Sir Simon, who was knighted in Friday's Queen’s Birthday Honours, recently presented the BBC series The Story Of The Jews, adapted from his three-volume history of the Jewish people, the final book of which he is still writing.
"Our Jewish community is feeling a little beleaguered, if not alarmed by the rise of antisemitism,” he told the JC.
“In spreading that story lies the power of defying and defeating stereotypes, distortions and dehumanisations, as well as celebrating the passions, wisdom and beauty of our own heritage.”
The professor said his knighthood would spur him on to finish the third book.
“This is not time for slacking off," he said.

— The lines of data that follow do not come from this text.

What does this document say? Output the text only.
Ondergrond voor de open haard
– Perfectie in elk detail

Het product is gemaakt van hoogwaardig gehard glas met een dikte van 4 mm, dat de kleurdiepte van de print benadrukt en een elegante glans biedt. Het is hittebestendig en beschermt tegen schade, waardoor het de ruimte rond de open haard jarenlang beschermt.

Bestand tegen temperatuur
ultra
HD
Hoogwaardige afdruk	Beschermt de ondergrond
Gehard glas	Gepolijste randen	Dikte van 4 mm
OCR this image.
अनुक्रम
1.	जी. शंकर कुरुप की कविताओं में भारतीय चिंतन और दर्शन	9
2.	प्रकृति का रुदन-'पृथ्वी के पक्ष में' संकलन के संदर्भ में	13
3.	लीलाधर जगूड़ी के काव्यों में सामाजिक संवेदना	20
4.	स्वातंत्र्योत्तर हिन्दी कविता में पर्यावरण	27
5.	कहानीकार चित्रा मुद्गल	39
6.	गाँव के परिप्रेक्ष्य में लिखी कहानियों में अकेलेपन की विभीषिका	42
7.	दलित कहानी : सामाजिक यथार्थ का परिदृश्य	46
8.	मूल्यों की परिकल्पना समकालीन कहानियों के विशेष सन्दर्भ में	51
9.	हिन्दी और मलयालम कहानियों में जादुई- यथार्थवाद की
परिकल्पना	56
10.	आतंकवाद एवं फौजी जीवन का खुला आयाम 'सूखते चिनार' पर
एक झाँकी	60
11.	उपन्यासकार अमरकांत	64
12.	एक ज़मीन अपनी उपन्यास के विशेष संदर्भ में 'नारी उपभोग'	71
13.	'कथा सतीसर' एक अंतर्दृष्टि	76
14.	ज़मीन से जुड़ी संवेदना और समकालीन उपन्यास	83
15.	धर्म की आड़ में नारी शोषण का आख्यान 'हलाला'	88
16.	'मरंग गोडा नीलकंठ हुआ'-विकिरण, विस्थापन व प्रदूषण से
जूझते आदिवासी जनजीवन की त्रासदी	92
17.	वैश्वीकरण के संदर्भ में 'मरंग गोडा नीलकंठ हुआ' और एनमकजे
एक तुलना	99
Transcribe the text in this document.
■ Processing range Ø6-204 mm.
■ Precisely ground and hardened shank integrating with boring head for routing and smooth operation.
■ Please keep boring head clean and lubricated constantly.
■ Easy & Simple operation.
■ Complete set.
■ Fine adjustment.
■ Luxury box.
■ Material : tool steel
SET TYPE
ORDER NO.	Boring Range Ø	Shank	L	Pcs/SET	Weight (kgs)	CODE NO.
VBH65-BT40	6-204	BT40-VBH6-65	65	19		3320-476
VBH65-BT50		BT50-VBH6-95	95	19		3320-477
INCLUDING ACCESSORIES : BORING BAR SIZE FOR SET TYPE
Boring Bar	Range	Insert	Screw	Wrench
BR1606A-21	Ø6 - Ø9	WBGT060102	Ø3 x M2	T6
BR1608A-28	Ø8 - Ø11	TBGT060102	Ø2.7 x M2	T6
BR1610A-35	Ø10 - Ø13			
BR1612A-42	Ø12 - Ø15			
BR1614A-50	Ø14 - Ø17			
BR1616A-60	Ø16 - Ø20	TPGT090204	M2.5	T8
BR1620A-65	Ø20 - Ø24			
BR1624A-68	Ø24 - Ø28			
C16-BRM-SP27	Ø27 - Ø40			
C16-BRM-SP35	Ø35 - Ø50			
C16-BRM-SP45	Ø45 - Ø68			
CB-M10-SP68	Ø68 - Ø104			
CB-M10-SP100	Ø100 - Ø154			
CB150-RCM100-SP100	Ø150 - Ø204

"I'll be using those knightly spurs to carry on the megillah, and get to the end of volume three not just for us but for everyone else who shares the pages of our story.”
He joked: "It can't hurt to have another Jewish knight can it?
"My first thought of course is what would my father - for whom Jewish knighthood would have been a koshered up Falstaff (minus the petty crime) and my mother, the proud MBE, have thought?
"Probably something along the lines of 'so they couldnt do it while we were still alive?'"
Holocaust survivor Sir Ben Helfgott and Labour MP Dame Louise Ellman are among the well-known Jewish people to also receive honours in the Queen's Birthday Honours.
Other Jewish people to receive honours include Colonel Martin Newman, chairman of the Jewish Committee for HM Forces, who received an MBE for voluntary service to the armed forces, and the economist and newly-appointed member of the Bank of England Monetary Policy Committee, Prof Jonathan Haskel, who was made a CBE.